The new system, according to Dr Howard, is based on science, but with pragmatism. The idea is to reduce the overall toxicity of the entire armory of pesticides. The new criteria would remove the most hazardous products from the food chain altogether. He believes this is particularly important for protecting fetuses, whose development is especially susceptible to disruption by outside chemical signals.
Just dilute before use

Science, however, is one thing. Politics is another. In response to the sceptics’ concerns, Europe’s agriculture ministers met on June 23rd to hammer out a compromise that will allow any country that feels it cannot replace a particular pesticide to ask permission to continue to use it. This has angered green groups and it has pleased neither agricultural scientists nor the British government. The exemption, Dr Denholm reckons, is “totally worthless”. The job of obtaining an exemption, he says, is too bureaucratic and could involve as much as two years of consultation.

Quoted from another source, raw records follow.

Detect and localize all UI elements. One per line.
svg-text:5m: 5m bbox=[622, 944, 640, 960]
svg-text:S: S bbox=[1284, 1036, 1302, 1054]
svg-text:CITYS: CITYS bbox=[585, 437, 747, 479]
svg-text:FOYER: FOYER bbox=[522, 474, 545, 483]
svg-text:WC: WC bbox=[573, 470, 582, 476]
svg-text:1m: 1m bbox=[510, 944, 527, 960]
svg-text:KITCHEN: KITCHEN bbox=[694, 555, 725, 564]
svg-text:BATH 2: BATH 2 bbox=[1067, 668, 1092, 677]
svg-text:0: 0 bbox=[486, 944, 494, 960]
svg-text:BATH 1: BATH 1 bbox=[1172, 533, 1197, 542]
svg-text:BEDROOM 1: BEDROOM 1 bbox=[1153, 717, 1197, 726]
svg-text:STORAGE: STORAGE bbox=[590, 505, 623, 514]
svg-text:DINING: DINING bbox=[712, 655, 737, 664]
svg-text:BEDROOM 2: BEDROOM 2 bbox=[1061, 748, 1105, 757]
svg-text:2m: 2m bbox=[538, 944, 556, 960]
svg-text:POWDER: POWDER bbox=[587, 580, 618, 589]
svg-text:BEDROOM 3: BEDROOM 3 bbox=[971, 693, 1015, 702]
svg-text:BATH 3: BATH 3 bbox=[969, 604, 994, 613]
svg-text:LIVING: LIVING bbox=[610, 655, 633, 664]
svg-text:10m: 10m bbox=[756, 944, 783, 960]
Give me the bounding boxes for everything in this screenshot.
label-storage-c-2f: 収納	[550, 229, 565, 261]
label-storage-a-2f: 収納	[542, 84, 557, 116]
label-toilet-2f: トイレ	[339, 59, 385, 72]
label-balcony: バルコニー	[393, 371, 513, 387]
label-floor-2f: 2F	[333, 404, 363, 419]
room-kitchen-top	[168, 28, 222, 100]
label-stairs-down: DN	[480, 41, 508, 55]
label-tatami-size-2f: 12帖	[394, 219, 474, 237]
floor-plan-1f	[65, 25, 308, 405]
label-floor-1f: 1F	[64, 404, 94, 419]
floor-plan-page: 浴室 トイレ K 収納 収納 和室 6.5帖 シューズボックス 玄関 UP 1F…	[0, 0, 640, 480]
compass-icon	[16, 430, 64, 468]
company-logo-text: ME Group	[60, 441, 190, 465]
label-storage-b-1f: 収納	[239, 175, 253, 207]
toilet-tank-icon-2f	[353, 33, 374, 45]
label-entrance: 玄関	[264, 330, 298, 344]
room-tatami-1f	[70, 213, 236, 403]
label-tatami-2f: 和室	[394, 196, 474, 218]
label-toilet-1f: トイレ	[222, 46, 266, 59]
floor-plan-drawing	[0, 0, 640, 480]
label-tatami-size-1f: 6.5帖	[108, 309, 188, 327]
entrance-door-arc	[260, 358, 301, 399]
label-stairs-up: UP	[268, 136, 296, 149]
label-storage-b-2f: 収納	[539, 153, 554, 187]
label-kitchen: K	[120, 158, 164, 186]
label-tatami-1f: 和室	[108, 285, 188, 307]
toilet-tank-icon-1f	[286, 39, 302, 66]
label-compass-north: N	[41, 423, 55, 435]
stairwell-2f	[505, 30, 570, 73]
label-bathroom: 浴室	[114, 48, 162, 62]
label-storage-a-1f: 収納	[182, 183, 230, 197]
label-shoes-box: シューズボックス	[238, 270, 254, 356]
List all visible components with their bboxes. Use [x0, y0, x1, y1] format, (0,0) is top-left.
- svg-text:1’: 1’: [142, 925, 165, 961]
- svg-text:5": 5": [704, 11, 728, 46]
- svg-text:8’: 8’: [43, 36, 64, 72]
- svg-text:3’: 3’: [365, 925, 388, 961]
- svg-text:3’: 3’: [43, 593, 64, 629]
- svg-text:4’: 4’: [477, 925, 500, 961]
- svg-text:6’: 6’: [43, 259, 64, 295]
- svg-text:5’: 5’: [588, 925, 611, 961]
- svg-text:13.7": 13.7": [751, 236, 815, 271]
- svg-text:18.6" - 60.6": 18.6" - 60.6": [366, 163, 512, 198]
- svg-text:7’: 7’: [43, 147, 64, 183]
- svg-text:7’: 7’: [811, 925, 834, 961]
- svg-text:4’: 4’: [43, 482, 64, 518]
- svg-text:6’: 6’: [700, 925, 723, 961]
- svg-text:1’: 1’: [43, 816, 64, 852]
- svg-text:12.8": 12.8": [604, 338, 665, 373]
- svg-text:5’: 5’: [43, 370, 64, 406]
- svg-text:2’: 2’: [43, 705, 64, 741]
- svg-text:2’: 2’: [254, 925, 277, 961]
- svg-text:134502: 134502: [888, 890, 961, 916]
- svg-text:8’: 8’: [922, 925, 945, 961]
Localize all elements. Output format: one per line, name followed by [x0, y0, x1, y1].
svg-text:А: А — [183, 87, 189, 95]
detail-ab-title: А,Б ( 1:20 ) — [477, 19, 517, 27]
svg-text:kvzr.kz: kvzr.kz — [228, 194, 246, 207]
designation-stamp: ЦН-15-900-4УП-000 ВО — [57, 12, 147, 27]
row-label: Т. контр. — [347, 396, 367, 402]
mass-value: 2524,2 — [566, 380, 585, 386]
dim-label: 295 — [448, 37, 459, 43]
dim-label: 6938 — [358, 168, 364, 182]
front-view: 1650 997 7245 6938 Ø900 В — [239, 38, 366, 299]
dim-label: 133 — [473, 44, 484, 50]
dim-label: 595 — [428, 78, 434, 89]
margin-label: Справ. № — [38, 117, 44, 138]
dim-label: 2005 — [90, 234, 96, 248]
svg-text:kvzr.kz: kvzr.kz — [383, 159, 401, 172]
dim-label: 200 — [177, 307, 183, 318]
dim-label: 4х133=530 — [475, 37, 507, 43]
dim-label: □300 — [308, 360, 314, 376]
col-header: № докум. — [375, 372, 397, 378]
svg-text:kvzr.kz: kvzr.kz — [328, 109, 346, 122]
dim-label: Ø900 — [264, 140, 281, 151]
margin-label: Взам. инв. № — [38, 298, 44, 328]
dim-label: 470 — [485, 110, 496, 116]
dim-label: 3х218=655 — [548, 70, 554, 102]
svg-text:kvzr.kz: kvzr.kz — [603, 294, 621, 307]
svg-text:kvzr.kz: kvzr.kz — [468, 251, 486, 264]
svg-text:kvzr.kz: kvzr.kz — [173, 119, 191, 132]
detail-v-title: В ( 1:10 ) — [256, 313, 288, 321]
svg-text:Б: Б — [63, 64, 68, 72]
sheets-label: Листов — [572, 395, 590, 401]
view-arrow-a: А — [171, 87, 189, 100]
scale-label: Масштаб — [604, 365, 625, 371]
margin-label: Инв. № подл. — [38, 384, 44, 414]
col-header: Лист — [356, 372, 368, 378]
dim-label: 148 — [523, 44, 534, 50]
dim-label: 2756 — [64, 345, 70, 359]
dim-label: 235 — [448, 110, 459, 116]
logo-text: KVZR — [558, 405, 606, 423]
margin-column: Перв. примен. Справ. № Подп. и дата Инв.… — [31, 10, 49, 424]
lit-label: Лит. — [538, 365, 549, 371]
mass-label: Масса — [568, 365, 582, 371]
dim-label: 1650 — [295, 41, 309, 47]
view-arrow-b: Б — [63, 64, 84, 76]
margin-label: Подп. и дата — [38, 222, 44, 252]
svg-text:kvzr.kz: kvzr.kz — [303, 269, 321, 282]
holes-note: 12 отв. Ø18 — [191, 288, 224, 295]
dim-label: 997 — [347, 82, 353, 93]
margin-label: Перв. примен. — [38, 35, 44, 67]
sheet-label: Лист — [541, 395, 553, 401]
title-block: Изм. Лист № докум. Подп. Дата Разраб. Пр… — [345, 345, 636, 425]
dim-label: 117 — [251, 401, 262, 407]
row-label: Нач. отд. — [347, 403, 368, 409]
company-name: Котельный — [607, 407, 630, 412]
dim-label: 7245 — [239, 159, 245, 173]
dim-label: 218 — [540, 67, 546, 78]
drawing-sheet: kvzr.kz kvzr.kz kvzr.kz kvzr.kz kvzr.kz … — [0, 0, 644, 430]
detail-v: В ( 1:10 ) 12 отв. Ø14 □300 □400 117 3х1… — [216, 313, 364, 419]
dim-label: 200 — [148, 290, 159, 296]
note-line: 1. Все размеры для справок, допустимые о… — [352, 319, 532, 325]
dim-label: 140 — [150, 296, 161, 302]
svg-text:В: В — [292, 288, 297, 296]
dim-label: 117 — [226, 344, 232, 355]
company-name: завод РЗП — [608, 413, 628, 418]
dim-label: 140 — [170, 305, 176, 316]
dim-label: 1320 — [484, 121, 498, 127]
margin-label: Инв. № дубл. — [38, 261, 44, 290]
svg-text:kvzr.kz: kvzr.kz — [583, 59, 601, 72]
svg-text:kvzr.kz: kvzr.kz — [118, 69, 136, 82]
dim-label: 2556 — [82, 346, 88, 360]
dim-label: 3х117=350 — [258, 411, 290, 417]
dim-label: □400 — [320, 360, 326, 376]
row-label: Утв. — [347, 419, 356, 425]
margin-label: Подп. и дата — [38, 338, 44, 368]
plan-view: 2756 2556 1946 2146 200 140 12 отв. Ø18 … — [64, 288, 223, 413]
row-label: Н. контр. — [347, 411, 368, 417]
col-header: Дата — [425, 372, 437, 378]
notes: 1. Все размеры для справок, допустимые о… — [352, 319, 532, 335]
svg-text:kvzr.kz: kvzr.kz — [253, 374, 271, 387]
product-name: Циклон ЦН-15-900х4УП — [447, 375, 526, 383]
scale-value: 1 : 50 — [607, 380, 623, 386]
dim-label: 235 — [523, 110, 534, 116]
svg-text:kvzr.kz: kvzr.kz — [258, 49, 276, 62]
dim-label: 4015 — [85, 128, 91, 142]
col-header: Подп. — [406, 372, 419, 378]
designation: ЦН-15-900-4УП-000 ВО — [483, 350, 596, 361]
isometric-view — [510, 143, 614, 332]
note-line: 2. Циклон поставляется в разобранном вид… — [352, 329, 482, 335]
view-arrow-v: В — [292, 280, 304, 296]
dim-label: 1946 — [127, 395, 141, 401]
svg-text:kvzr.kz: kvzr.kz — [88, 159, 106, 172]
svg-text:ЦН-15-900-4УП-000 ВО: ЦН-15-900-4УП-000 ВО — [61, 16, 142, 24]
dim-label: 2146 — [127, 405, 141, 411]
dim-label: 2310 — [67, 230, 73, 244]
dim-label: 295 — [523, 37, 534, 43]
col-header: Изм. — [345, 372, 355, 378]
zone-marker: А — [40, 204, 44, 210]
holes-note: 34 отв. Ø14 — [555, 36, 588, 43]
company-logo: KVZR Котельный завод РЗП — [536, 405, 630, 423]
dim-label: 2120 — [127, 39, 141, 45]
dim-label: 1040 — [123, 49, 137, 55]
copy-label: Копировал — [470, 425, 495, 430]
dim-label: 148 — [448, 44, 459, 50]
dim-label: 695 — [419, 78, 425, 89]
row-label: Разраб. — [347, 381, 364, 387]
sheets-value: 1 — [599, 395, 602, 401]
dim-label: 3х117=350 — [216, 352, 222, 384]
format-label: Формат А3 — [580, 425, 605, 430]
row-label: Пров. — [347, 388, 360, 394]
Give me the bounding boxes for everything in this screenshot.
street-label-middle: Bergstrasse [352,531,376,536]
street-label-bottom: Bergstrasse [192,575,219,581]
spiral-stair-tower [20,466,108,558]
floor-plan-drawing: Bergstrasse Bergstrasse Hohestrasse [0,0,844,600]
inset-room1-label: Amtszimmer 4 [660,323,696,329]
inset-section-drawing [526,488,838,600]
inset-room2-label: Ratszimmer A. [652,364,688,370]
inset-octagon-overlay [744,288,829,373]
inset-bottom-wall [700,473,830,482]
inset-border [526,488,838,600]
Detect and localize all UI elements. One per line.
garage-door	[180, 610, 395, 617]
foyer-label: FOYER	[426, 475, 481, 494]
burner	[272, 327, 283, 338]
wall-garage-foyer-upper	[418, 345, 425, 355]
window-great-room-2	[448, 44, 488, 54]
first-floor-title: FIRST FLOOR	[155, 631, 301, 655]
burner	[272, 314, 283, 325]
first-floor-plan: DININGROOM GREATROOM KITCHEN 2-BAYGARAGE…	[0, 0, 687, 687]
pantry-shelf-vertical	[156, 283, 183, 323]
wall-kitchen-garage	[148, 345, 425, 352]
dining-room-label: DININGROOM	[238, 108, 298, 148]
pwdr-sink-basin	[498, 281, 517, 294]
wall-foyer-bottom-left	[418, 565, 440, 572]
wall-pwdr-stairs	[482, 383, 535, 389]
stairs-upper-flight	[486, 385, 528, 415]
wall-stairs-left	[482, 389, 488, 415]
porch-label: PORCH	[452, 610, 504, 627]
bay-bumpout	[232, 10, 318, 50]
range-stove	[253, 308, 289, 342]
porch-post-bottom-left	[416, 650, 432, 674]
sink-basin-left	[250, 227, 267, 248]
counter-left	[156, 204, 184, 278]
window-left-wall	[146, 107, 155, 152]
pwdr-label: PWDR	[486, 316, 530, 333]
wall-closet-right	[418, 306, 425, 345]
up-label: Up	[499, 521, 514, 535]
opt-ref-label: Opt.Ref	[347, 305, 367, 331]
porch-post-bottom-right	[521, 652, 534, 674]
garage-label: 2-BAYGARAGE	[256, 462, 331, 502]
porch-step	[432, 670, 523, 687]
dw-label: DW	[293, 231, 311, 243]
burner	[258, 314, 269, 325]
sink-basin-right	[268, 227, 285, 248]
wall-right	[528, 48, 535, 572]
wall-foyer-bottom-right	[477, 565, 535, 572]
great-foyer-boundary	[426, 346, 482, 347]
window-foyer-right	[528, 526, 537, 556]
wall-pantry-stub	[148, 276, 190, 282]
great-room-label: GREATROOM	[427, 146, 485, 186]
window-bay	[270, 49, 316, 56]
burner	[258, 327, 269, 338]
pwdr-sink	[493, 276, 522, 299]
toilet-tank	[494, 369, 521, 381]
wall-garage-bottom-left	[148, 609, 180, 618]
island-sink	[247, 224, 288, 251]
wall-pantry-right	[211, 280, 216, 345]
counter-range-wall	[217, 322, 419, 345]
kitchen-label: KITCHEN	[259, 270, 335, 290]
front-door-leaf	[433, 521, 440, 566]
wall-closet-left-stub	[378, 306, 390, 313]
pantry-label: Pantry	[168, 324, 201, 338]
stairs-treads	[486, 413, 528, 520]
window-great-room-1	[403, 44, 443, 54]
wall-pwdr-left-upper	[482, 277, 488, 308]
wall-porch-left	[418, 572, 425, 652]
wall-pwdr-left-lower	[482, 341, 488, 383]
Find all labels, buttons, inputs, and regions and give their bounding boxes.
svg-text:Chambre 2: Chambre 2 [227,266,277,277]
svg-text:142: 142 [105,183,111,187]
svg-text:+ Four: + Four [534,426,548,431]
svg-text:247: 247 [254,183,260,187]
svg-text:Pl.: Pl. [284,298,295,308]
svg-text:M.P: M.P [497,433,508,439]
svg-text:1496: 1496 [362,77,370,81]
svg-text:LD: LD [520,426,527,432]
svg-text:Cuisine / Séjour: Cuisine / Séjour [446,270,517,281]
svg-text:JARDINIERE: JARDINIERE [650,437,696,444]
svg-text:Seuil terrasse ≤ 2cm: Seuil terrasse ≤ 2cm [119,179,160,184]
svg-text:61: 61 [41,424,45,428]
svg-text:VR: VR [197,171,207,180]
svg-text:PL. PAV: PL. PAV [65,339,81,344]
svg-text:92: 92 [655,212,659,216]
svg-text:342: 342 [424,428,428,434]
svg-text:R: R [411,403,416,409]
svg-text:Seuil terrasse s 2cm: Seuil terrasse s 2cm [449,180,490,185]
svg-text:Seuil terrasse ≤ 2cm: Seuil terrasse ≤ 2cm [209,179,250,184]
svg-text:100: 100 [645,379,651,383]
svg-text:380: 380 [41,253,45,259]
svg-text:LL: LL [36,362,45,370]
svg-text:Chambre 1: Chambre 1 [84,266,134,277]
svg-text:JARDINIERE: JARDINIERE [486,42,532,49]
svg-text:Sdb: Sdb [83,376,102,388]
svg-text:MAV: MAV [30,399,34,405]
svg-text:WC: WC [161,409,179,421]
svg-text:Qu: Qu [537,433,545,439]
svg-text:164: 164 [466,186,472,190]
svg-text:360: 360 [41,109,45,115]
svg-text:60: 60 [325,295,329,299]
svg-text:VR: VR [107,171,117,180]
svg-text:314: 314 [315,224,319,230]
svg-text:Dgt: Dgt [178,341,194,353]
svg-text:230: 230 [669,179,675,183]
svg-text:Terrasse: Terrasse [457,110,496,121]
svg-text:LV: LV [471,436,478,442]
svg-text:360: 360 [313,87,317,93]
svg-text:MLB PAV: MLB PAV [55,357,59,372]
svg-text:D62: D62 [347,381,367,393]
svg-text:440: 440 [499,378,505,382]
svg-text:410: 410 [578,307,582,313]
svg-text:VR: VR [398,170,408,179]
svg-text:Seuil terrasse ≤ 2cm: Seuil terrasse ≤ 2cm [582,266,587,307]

One lesson from all this is that you cannot please all of the people all of the time. Cheap, pesticide-free food is probably an unachievable objective. The other lesson, however, is that science—so often seen as a way of arriving at clear-cut answers—is itself a process of muddling through to the truth. Hazard assessment has a certain purity, but that purity is often irrelevant to real risk. On the other hand, a true risk assessment is impossible, since not all of the variables can be identified, let alone measured and modelled.

But perhaps there is one lesson that science still can offer the politicians. It is this: by all means do the experiment and find out. But, if the experiment fails, have the guts to admit you were wrong and try something else. Politics being what it is, the new legislation is certain to be introduced. If it turns out to be a costly mistake, it should not be allowed to last.